Leukemia cancers are hematological malignancies characterized by the uncontrolled production of abnormal white blood cells. Many cases of leukemia harbor mutations in Notch signaling pathways, and NOTCH1 mutations are particularly prevalent in the subtype of T-cell acute lymphoblastic leukemia (T-ALL). This has made the Notch signaling pathway an attractive target for developing new therapeutics for T-ALL, but so far efforts in this area have remained unsuccessful. In our research, we have made significant progress by identifying a specific cannabis extract that induces apoptosis in Notch1-mutated leukemia cells, and isolated the specific metabolites responsible for the effect of the whole plant. Our focus now lies in unraveling the signaling pathway through which these metabolites exert their effect and understanding the potential clinical significance to human T-ALL patients. As dysregulation of Notch1 extends beyond leukemia and is also found in other types of cancers and non-cancerous diseases, we are working to expand our findings as a novel therapeutic strategy for the effective treatment of a variety of malignancies.

Breast cancer

Breast cancer is a diverse group of diseases made of subtypes with distinct behavior and response to therapy. Tumors that express estrogen receptor alpha (ERα) and depend on the hormone estrogen to promote their growth and division constitute ~65% of all cases. They are commonly treated with hormonal therapies that block the action of estrogen or suppress its production. We are currently investigating a newly-identified cannabinoid that affects estrogen signaling through ERα. Ultimately, patients with ER-positive breast cancer could benefit from such a therapy that is tailored to their specific tumor characteristics.

Glioblastoma Multiforme

Glioblastoma Multiforme (GBM) is a highly aggressive and malignant brain tumor. It is the most common and deadliest form of primary brain cancer in adults. Due to its aggressive nature and limited treatment options, GBM poses significant challenges. Moreover, the intricate inter- and intra-tumoral heterogeneity of glioblastoma complicates the development of targeted and effective therapies. Studies demonstrated glioma cells express different levels of cannabinoid receptors compared to normal brain cells, highlighting a potential role for cannabinoids in treating brain tumors. Our study centers on matching cannabinoids to GBM subtypes with the goal of developing therapeutic agents that overcome resistance and improve the standard treatments.

Tumor microenvironment

Immunotherapy boosts a patient’s own immune system so it can attack cancer cells. However, many times treatment results in limited therapeutic outcomes due to the development of a highly immunosuppressive tumor microenvironment (TME). Therefore, in many cases it is insufficient to activate the killer cells without concurrently targeting immunosuppressive cells. Key players in the immunosuppressive TME are regulatory myeloid cells, such as Myeloid-derived suppressor cells (MDSCs). We revealed Cannabigerol (CBG), a non-psychoactive cannabinoid compound, reduces the secretion of the cytokine Colony Stimulating Factor 1 (CSF-1) and thus modulates the recruitment, differentiation, and activation of MDSCs. We were able to show in a preclinical mouse model of melanoma that a combination of CBG with immunotherapy treatment such as αPD-L1 was more effective in reducing tumor progression and enhancing survival than each treatment separately. Our efforts currently lie in expanding our understanding of the underlying mechanism and implementing our findings to other cancers characterized with elevated secretion of CSF-1.

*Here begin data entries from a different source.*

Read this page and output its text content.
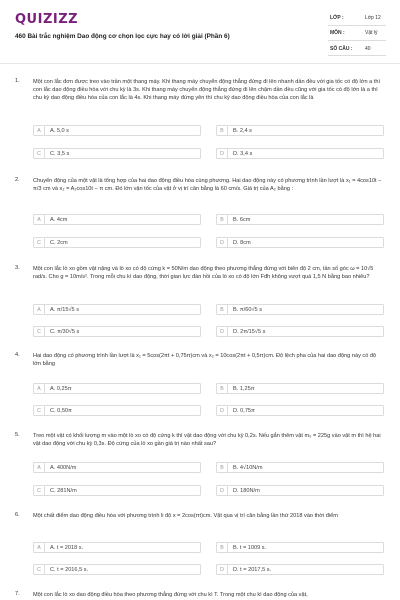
QUIZIZZ
460 Bài trắc nghiệm Dao động cơ chọn lọc cực hay có lời giải (Phần 6)
LỚP :	Lớp 12
MÔN :	Vật lý
SỐ CÂU :	40
1.	Một con lắc đơn được treo vào trần một thang máy. Khi thang máy chuyển động thẳng đứng đi lên nhanh dần đều với gia tốc có độ lớn a thì con lắc dao động điều hòa với chu kỳ là 3s. Khi thang máy chuyển động thẳng đứng đi lên chậm dần đều cũng với gia tốc có độ lớn là a thì chu kỳ dao động điều hòa của con lắc là 4s. Khi thang máy đứng yên thì chu kỳ dao động điều hòa của con lắc là
A	A. 5,0 s	B	B. 2,4 s
C	C. 3,5 s	D	D. 3,4 s
2.	Chuyển động của một vật là tổng hợp của hai dao động điều hòa cùng phương. Hai dao động này có phương trình lần lượt là x₁ = 4cos10t − π/3 cm và x₂ = A₂cos10t − π cm. Đó lớn vận tốc của vật ở vị trí cân bằng là 60 cm/s. Giá trị của A₂ bằng :
A	A. 4cm	B	B. 6cm
C	C. 2cm	D	D. 8cm
3.	Một con lắc lò xo gồm vật nặng và lò xo có độ cứng k = 50N/m dao động theo phương thẳng đứng với biên độ 2 cm, tần số góc ω = 10√5 rad/s. Cho g = 10m/s². Trong mỗi chu kì dao động, thời gian lực đàn hồi của lò xo có độ lớn Fđh không vượt quá 1,5 N bằng bao nhiêu?
A	A. π/15√5 s	B	B. π/60√5 s
C	C. π/30√5 s	D	D. 2π/15√5 s
4.	Hai dao động có phương trình lần lượt là x₁ = 5cos(2πt + 0,75π)cm và x₂ = 10cos(2πt + 0,5π)cm. Độ lệch pha của hai dao động này có độ lớn bằng
A	A. 0,25π	B	B. 1,25π
C	C. 0,50π	D	D. 0,75π
5.	Treo một vật có khối lượng m vào một lò xo có độ cứng k thì vật dao động với chu kỳ 0,2s. Nếu gắn thêm vật m₀ = 225g vào vật m thì hệ hai vật dao động với chu kỳ 0,3s. Độ cứng của lò xo gần giá trị nào nhất sau?
A	A. 400N/m	B	B. 4√10N/m
C	C. 281N/m	D	D. 180N/m
6.	Một chất điểm dao động điều hòa với phương trình li độ x = 2cos(πt)cm. Vật qua vị trí cân bằng lần thứ 2018 vào thời điểm
A	A. t = 2018 s.	B	B. t = 1009 s.
C	C. t = 2016,5 s.	D	D. t = 2017,5 s.
7.	Một con lắc lò xo dao động điều hòa theo phương thẳng đứng với chu kì T. Trong một chu kì dao động của vật,
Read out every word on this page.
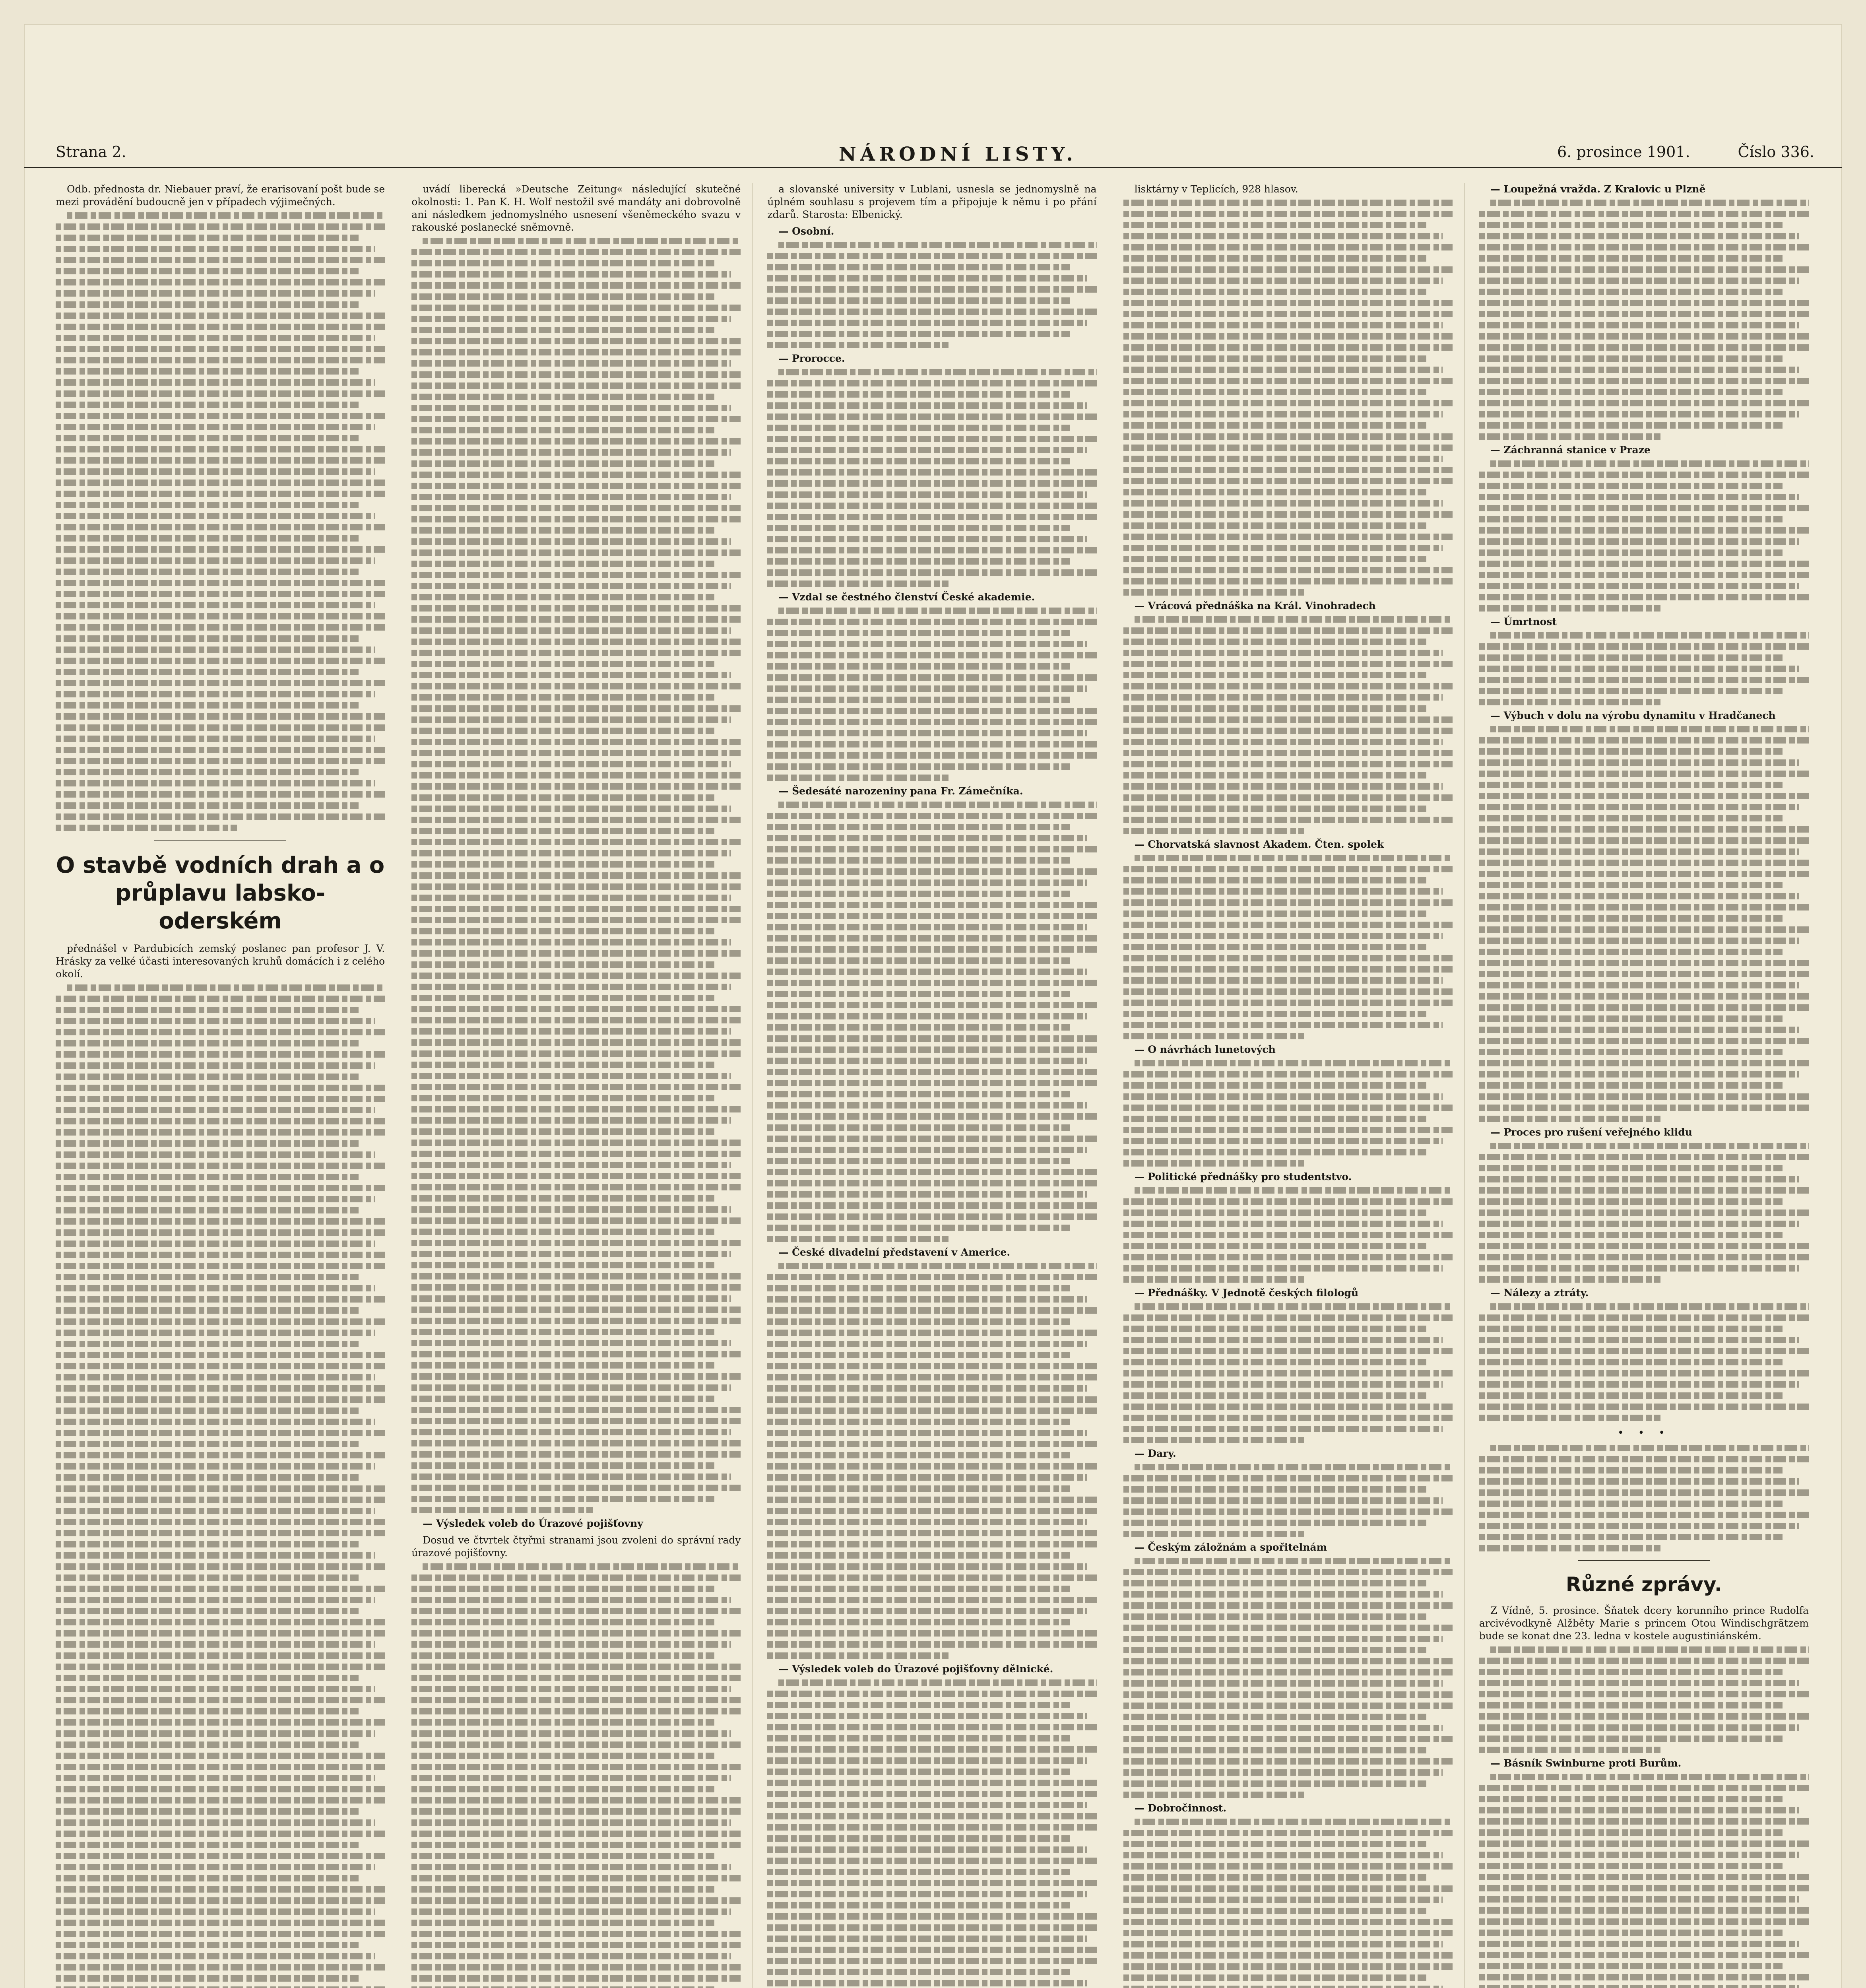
Strana 2.	NÁRODNÍ LISTY.	6. prosince 1901.	Číslo 336.

Odb. přednosta dr. Niebauer praví, že erarisovaní pošt bude se mezi provádění budoucně jen v případech výjimečných.

O stavbě vodních drah a o průplavu labsko-oderském

přednášel v Pardubicích zemský poslanec pan profesor J. V. Hrásky za velké účasti interesovaných kruhů domácích i z celého okolí.

uvádí liberecká »Deutsche Zeitung« následující skutečné okolnosti: 1. Pan K. H. Wolf nestožil své mandáty ani dobrovolně ani následkem jednomyslného usnesení všeněmeckého svazu v rakouské poslanecké sněmovně.

— Výsledek voleb do Úrazové pojišťovny

Dosud ve čtvrtek čtyřmi stranami jsou zvoleni do správní rady úrazové pojišťovny.

a slovanské university v Lublani, usnesla se jednomyslně na úplném souhlasu s projevem tím a připojuje k němu i po přání zdarů. Starosta: Elbenický.

— Osobní.

— Prorocce.

— Vzdal se čestného členství České akademie.

— Šedesáté narozeniny pana Fr. Zámečníka.

— České divadelní představení v Americe.

— Výsledek voleb do Úrazové pojišťovny dělnické.

lisktárny v Teplicích, 928 hlasov.

— Vrácová přednáška na Král. Vinohradech

— Chorvatská slavnost Akadem. Čten. spolek

— O návrhách lunetových

— Politické přednášky pro studentstvo.

— Přednášky. V Jednotě českých filologů

— Dary.

— Českým záložnám a spořitelnám

— Dobročinnost.

— Loupežná vražda. Z Kralovic u Plzně

— Záchranná stanice v Praze

— Úmrtnost

— Výbuch v dolu na výrobu dynamitu v Hradčanech

— Proces pro rušení veřejného klidu

— Nálezy a ztráty.

• • •
Různé zprávy.

Z Vídně, 5. prosince. Šňatek dcery korunního prince Rudolfa arcivévodkyně Alžběty Marie s princem Otou Windischgrätzem bude se konat dne 23. ledna v kostele augustiniánském.

— Básník Swinburne proti Burům.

Multidrug resistance pumps

Cancer treatment is evolving rapidly, but despite the development of other treatment modalities, chemotherapy continues to be the widest-used treatment for cancer. Many patients that initially respond to chemotherapy develop what is known as multidrug resistance (MDR), through the overexpression of efflux pumps that actively pump the chemotherapy drugs out of the cells, reducing its effectiveness. Many cancer patients are given chemotherapy concurrently with medical cannabis, for its palliative properties such as pain relief and nausea control. However, reports regarding antitumor properties in addition to the palliative ones have raised the option that specific metabolites from the cannabis plant can reverse the activity of the MDR pumps. We are presently exploring which metabolites, alone or in combination, can block the action of efflux pumps responsible for drug resistance.